Die Bewertung hat die weiter reichenden Vorteile von Energieeffizienzlösungen unter Anwendung von Methoden für Kosten-Nutzen-Analysen zu umfassen. Im Mittelpunkt von EE1st steht die Kosteneffizienz, aber nicht nur aus Perspektive der Investorin beziehungsweise des Investors oder der Nutzerin bzw. des Nutzers, sondern aus einer umfassenden gesellschaftlichen Perspektive. Insofern gilt es auch soziale, ökologische und wirtschaftliche Indikatoren zu berücksichtigen:

  • Zum sozialen Nutzen gehört unter anderem ein verbessertes Wohlbefinden und ein höherer Komfort (zum Beispiel aufgrund einer ordnungsgemäßen Beheizung/Kühlung und einer verbesserten Raumluftqualität in Wohnbauten), die in der Folge zu einer Verbesserung der körperlichen und geistigen Gesundheit führen. Eine verbesserte Effizienz senkt zudem die Energierechnung und kann das Haushaltseinkommen erhöhen.
  • Der Nutzen für die Umwelt bezieht sich auf die umfassenderen Effekte eines geringeren Energieverbrauchs, insbesondere auf die Verringerung der Treibhausgasemissionen und der Luftverschmutzung im Zusammenhang mit der Energienutzung. Darüber hinaus verbessert ein geringerer Energiebedarf die Bewirtschaftung von Energiequellen und anderen Ressourcen. Dies führt zu unmittelbaren Einsparungen bei der zu erzeugenden Energie, insbesondere in Bezug auf die Menge der verbrauchten fossilen Brennstoffe. Zudem wird der Bedarf an Investitionen in erneuerbare Energien verringert.
  • Der wirtschaftliche Nutzen kann auf Mikro- und Makroebene liegen. Die mikroökonomischen Auswirkungen stehen im Zusammenhang mit einer höheren industriellen Produktivität infolge geringerer Energieausgaben und einem höheren Marktwert von Anlagen mit besserer Energieeffizienz. Die makroökonomischen Auswirkungen können etwa Veränderungen beim BIP und bei der Beschäftigung sowie bei den öffentlichen Haushalten durch die Auswirkungen auf die Energiepreise betreffen. Weitere zu berücksichtigende Aspekte wären Auswirkungen auf Innovation und Wettbewerbsfähigkeit, die durch energieeffiziente Technologien verbessert werden können, sowie die Verbesserung der Energieversorgungssicherheit durch geringer Abhängigkeit von Einfuhren.

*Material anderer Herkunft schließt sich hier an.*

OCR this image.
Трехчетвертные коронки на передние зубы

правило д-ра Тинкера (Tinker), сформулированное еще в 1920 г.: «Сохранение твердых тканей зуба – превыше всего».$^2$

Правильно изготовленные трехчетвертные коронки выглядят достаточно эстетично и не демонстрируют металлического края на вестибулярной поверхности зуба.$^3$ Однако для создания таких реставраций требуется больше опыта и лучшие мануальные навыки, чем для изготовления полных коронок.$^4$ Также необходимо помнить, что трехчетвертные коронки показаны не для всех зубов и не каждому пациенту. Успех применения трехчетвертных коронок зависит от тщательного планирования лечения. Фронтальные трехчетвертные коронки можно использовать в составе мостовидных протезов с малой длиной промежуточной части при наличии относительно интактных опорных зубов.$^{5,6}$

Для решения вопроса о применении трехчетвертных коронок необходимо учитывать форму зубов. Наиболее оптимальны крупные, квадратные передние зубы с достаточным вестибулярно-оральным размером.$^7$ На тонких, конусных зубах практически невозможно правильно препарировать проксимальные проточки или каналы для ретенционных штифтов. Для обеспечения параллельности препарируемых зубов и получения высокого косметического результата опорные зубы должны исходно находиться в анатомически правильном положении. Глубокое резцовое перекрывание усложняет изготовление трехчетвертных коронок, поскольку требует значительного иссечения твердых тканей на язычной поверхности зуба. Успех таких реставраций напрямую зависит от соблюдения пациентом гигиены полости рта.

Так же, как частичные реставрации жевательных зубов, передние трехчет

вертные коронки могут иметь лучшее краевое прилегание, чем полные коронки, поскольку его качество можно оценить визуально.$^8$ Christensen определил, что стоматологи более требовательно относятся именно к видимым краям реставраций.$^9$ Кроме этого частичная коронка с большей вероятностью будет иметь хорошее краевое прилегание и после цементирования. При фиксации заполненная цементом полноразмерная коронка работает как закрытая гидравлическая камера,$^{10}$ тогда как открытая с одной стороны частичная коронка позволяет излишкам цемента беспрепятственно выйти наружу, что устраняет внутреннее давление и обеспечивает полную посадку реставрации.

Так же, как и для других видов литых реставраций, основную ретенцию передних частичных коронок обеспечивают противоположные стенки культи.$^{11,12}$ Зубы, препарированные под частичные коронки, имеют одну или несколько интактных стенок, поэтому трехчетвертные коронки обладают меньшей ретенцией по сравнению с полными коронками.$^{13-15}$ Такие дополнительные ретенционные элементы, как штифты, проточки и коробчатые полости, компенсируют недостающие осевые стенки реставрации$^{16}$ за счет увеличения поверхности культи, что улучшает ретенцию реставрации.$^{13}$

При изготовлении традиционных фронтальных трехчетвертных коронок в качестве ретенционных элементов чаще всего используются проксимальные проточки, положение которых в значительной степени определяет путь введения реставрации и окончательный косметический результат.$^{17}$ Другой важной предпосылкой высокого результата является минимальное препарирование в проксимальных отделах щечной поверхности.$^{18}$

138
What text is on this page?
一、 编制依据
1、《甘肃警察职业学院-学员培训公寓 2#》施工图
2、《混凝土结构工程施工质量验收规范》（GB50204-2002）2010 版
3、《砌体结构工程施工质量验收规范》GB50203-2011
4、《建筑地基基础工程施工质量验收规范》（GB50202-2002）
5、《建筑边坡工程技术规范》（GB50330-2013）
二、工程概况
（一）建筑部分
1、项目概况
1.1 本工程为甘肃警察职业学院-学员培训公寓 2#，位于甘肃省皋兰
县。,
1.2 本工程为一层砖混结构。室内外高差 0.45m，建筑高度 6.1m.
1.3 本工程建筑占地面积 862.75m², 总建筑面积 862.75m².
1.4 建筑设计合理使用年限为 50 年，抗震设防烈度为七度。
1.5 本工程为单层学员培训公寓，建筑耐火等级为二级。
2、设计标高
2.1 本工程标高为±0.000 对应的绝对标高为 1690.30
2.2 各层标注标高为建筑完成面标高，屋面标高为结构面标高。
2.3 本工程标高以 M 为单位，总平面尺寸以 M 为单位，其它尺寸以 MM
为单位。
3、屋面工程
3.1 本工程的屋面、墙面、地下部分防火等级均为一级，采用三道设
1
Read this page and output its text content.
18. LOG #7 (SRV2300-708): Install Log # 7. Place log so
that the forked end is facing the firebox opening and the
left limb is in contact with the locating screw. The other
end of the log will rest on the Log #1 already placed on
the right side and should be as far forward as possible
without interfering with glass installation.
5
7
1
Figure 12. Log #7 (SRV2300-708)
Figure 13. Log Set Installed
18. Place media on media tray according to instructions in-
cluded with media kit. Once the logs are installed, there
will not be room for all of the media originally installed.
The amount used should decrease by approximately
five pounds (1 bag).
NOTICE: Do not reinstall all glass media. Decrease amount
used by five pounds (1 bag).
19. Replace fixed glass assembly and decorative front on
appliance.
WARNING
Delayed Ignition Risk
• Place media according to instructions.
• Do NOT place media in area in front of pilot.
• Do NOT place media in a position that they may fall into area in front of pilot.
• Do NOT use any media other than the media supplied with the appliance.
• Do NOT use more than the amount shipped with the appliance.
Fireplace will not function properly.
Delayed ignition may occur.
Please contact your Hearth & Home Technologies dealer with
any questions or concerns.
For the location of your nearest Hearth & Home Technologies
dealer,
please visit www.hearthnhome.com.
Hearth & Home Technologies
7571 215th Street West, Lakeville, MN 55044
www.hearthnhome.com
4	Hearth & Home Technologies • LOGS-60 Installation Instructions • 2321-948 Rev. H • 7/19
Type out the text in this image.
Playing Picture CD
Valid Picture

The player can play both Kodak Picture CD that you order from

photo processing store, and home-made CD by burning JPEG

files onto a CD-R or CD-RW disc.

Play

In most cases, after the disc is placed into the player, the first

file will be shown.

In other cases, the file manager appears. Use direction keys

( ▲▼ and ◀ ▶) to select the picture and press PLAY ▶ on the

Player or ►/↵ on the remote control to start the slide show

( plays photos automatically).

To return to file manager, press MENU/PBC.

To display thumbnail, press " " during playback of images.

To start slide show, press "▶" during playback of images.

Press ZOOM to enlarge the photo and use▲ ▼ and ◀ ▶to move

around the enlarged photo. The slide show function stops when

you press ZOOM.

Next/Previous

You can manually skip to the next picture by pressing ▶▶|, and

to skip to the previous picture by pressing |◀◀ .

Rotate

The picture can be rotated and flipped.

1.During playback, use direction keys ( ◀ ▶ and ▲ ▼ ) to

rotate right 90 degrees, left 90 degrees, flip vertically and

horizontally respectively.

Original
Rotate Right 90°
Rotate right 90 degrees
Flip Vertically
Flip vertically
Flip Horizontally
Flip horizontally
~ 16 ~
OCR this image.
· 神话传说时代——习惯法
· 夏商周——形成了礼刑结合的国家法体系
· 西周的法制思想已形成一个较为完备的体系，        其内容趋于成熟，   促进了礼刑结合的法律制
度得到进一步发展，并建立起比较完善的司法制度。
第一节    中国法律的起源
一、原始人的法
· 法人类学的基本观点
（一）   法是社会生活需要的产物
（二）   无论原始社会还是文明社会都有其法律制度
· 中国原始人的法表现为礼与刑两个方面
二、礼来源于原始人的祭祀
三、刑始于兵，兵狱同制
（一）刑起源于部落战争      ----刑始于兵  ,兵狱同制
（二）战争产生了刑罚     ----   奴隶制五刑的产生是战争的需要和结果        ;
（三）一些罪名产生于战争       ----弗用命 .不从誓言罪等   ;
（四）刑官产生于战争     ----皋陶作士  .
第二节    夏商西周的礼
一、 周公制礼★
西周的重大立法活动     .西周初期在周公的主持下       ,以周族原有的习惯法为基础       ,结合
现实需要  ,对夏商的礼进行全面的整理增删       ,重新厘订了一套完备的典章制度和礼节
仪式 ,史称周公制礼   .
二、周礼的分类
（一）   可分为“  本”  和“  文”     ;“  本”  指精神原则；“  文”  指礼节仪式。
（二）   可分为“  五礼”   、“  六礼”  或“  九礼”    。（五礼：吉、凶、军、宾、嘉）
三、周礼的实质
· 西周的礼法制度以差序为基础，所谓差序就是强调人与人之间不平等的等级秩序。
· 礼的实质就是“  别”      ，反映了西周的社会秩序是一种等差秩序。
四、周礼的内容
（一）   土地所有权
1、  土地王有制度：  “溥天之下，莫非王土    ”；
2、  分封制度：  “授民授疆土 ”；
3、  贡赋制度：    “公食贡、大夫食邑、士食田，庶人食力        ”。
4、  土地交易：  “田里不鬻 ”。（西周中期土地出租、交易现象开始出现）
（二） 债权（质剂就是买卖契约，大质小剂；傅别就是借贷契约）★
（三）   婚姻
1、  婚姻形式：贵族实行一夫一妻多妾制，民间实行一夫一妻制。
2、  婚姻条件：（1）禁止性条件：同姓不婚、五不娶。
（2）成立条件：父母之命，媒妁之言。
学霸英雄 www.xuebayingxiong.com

Für die Überwachung der Anwendung des EE1st-Prinzips ist eine zuständige Stelle zu benennen. Im Rahmen der integrierten nationalen energie- und klimabezogenen Fortschrittsberichte (NECPR), mit nächster Fälligkeit März 2027, muss künftig eine Berichterstattung an die Europäische Kommission dahingehend erfolgen, wie die Anwendung und Vorteile von EE1st in Energiesystemen bewertet werden, samt einer Liste an Maßnahmen, die zur Beseitigung unnötiger (nicht-)regulatorischer Hindernisse ergriffen wurden.

Hinweis

Die Empfehlung der Europäischen Kommission zum Thema „Energieeffizienz an erster Stelle: von den Grundsätzen zur Praxis“ ist hier abrufbar:
Energieeffizienz an erster Stelle

EE1st-Bundes- und Länderstrategien

Im Zuge der Novelle zum Bundes-Energieeffizienzgesetz BGBl. I Nr. 59/2023 wurde unter anderem die Stärkung des Prinzips „Energieeffizienz an erster Stelle“ zu einer der wesentlichen Zielsetzungen erhoben. § 38 Abs. 5 EEffG sieht vor, dass der Bund und die Länder spätestens bis zum Ende des Kalenderjahres 2024 eine Strategie zu erstellen haben, um die Durchführung des Prinzips in ihren jeweiligen Zuständigkeitsbereichen zu dokumentieren. Diese Strategie wird in Folge im Rahmen der integrierten Fortschrittsberichte zum NEKP zweijährlich zu aktualisieren und zu veröffentlichen sein.

Die Bundesstellen erarbeiten aktuell eine Dokumentation zur Durchführung des EE1st-Prinzips im Rahmen der Vorbildfunktion des Bundes gemäß dem 4. Abschnitt des 3. Teils zum EEffG. Weiters wird eine Potentialerhebung im Hinblick auf die weitergehenden Vorgaben der EED III, samt ersten Überlegungen zur Methodik für Kosten-Nutzen-Analysen, dokumentiert. Gleichfalls haben die Bundesländer ihre Arbeiten aufgenommen.